While areas like science and the arts might not often intersect, the opportunity to combine them into one path of study gives many UA students the means to pursue their passions.
Nathan Barker, a senior majoring in music performance, spends long days attending science labs, music classes and ensemble rehearsals before retreating to the Billingsley Music Building, where he spends late nights working to perfect his clarinet repertoire. Barker, who plans to use his musical background in the medical world, also makes time between classes to conduct research in the Music Cognition Lab, where he studies the relationship between music and the brain in depth.
Barker planned to focus on oncology research without incorporating music at all, he said. It was not until he took a class about the relationship between music and the brain his sophomore year that he realized how he could blend his two passions.

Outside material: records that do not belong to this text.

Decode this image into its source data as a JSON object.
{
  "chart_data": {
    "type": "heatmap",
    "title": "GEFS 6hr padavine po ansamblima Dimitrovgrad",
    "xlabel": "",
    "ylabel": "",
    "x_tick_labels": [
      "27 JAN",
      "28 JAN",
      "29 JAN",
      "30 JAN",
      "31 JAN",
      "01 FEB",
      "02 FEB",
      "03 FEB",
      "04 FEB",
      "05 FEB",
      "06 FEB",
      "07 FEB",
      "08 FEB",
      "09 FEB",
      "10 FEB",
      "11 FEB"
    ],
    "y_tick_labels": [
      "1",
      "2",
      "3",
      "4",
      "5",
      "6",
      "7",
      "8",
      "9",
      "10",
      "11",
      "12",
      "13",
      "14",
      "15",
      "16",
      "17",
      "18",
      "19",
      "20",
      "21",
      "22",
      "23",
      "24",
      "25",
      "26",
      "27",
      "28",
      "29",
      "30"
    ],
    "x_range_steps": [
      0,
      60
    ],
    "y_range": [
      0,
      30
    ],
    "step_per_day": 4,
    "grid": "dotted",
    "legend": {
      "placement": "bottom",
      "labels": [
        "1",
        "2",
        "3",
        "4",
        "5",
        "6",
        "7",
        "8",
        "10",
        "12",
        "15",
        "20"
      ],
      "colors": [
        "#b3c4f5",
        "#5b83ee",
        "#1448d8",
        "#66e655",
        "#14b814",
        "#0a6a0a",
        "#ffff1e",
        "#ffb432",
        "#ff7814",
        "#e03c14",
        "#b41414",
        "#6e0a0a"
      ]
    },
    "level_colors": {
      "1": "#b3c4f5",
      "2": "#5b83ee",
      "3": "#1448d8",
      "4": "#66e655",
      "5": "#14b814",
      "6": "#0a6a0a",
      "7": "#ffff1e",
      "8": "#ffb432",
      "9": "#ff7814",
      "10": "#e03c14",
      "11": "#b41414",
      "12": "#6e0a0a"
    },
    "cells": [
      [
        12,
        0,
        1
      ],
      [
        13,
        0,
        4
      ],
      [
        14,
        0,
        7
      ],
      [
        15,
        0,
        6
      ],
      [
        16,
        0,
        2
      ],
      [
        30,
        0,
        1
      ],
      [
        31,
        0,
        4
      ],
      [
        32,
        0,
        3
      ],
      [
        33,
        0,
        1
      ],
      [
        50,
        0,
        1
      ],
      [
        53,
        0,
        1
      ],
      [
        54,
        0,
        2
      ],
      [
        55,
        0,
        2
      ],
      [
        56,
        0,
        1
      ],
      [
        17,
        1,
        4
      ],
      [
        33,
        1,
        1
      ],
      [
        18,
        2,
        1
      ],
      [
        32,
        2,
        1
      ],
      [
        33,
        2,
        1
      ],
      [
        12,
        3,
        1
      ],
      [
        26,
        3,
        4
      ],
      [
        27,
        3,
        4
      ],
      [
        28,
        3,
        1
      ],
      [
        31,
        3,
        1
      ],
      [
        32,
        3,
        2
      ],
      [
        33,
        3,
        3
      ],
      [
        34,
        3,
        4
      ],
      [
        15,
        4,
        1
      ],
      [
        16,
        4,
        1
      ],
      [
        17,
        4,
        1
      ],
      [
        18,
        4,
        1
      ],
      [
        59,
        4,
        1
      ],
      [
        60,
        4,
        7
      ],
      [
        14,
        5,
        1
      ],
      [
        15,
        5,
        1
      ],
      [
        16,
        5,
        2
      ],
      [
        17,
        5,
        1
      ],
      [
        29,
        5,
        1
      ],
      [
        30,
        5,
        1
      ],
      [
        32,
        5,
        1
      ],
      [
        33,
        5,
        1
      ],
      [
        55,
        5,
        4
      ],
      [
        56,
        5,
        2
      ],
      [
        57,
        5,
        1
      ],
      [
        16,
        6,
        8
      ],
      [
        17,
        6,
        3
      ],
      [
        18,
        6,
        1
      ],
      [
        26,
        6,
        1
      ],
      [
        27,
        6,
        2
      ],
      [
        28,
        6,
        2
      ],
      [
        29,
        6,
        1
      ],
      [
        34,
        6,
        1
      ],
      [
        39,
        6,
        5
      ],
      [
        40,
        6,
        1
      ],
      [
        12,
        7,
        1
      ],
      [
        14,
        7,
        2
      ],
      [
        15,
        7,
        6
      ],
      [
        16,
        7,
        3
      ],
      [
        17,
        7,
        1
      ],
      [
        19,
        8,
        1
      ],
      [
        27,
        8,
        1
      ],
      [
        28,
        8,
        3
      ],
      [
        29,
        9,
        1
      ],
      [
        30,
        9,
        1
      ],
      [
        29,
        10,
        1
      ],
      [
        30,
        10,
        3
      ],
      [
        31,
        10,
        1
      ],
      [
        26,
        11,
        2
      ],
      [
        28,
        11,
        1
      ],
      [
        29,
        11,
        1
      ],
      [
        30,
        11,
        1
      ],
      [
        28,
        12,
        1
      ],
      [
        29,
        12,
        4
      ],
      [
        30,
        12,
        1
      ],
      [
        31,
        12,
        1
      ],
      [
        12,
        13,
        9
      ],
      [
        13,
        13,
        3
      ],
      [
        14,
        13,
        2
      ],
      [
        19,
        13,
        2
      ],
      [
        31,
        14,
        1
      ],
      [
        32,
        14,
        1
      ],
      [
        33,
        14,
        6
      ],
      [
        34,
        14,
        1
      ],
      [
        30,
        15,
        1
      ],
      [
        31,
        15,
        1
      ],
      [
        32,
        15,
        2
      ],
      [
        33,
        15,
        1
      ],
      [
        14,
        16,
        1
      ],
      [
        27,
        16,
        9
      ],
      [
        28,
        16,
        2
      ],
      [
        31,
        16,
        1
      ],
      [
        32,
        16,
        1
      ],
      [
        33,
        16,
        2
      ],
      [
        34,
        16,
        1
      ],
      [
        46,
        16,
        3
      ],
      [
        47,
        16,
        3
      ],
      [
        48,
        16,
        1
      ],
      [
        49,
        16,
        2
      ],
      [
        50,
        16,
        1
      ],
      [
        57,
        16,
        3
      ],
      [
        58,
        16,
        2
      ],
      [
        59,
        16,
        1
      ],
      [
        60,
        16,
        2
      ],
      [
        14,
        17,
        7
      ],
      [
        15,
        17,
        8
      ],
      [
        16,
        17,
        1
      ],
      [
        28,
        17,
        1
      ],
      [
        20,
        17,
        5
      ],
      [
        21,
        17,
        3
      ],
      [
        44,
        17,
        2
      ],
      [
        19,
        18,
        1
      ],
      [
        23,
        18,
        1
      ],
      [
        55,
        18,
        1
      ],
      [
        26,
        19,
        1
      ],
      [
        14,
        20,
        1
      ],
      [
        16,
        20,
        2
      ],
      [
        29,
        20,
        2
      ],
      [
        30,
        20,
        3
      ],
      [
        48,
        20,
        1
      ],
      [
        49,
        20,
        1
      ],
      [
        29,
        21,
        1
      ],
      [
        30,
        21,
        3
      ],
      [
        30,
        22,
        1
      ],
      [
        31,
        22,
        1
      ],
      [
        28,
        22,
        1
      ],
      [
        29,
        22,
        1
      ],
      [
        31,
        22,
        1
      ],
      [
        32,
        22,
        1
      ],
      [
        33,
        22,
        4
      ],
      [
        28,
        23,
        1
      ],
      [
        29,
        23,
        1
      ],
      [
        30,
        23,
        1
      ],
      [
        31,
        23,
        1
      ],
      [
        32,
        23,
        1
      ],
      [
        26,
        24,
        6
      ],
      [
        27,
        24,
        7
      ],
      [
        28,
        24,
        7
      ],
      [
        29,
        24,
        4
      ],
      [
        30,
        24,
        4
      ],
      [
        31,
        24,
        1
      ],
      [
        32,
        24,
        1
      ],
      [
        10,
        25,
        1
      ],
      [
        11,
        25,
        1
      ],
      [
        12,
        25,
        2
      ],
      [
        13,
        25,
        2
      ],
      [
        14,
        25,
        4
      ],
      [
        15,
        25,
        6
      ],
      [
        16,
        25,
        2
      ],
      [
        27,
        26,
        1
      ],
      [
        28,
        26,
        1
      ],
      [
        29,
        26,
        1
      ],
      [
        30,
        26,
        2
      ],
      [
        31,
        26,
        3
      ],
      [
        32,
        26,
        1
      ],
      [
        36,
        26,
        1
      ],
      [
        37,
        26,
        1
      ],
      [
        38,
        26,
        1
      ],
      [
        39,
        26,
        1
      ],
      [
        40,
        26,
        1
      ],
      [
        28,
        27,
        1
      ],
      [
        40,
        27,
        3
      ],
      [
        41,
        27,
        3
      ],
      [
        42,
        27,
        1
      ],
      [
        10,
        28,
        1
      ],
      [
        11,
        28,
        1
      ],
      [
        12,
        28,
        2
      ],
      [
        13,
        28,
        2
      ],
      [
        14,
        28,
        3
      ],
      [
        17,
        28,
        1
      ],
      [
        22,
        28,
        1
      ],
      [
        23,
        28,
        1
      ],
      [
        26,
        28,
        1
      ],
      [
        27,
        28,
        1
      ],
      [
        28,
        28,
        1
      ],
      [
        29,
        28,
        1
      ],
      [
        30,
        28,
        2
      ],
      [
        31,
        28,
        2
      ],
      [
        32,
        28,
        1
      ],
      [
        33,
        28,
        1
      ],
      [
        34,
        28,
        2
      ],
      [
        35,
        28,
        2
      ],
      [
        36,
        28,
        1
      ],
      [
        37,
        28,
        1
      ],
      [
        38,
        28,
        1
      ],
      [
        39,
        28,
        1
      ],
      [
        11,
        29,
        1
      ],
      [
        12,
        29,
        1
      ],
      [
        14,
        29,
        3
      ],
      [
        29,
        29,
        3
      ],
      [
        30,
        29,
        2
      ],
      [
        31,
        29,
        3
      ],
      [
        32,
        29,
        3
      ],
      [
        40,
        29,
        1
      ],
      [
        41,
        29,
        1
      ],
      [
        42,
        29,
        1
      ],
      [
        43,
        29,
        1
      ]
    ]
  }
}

“I just started to fall back in love with music, and then I saw this pathway for myself where I could keep music in my everyday life even as an adult,” Barker said. “I just really latched onto the idea of being able to practice medicine while still keeping music as an integral part of my life.”
Barker, who has taken science classes in preparation for medical school, dreams of opening a private neurology clinic. He plans to incorporate music therapy into the rehabilitation process for stroke patients and those with Parkinson’s Disease or dementia.
Like Barker, many UA students choose to study seemingly unrelated fields or take advantage of minors in different colleges to better prepare themselves for a specific career. There are more than 200 fields of study available to UA students, according to UA Undergraduate Admissions.
Hannah Hughes, a senior majoring in biology and German, also plans to attend medical school after graduation. Hughes added her German major during her junior year to challenge herself and pursue a more well-rounded education, she said. She plans to study abroad in Germany this summer to complete her German degree after finishing her biology degree in the spring.
Hughes thinks completing both degrees will be beneficial because she will be able to use both areas of knowledge in her future career, she said. Once she is a doctor, Hughes expects that her German degree could help her communicate with any German patients she may encounter.
“I think having a broader education besides just science is always a good thing,” Hughes said. “Medicine is not just science, it’s (also) working with different kinds of people.”
Students in other departments, like Moses Montgomery, have also chosen to explore a wider variety of subjects. Montgomery, a senior majoring in art and minoring in philosophy, said they want to teach printmaking or art at a university and thinks that philosophy encourages artists to examine their art with greater depth.
“There’s a lot of expectation in contemporary art to have deeper meaning behind things, to make things that are thematically rich and that are impactful in some way or another,” Montgomery said. “I feel like the ground of philosophy is really good for what you’re trying to do conceptually in your art.”
Studying philosophy helps them get a better sense of the ideas that came before them and the ideas that are emerging now, Montgomery said. They also think philosophy will better equip them to explain their work to others in writing.
Montgomery became fascinated with philosophy after taking Honors Introduction to Philosophy their freshman year, which persuaded them to add it as a minor. They think art majors should be required to take more philosophy classes, and that the extra work will be worth it because it will benefit their art and their future career, Montgomery said.
However, the extra workload can be overwhelming for multi-specialized students at times. Hughes had to learn to prioritize her time as her classes became more difficult, she said. She also surrounds herself with friends who are equally focused on school to study with and lean on for support.
To keep himself from becoming overwhelmed, Barker said he carefully plans his days down to the minute, to find the right balance between studying for his science classes and practicing his clarinet, he said. Barker also tries to be open and communicative with his professors when he is stressed, he said.
Despite the additional challenges, Barker is grateful for the path his education has led him down, and thinks if he had not entered college as a music major, he would not be where he is now, he said.
“I am (involved) in such a niche area of study that I just think is so interesting, and I really think I can help the world,” Barker said. “I don’t see any other pathway that would have led me to this point.”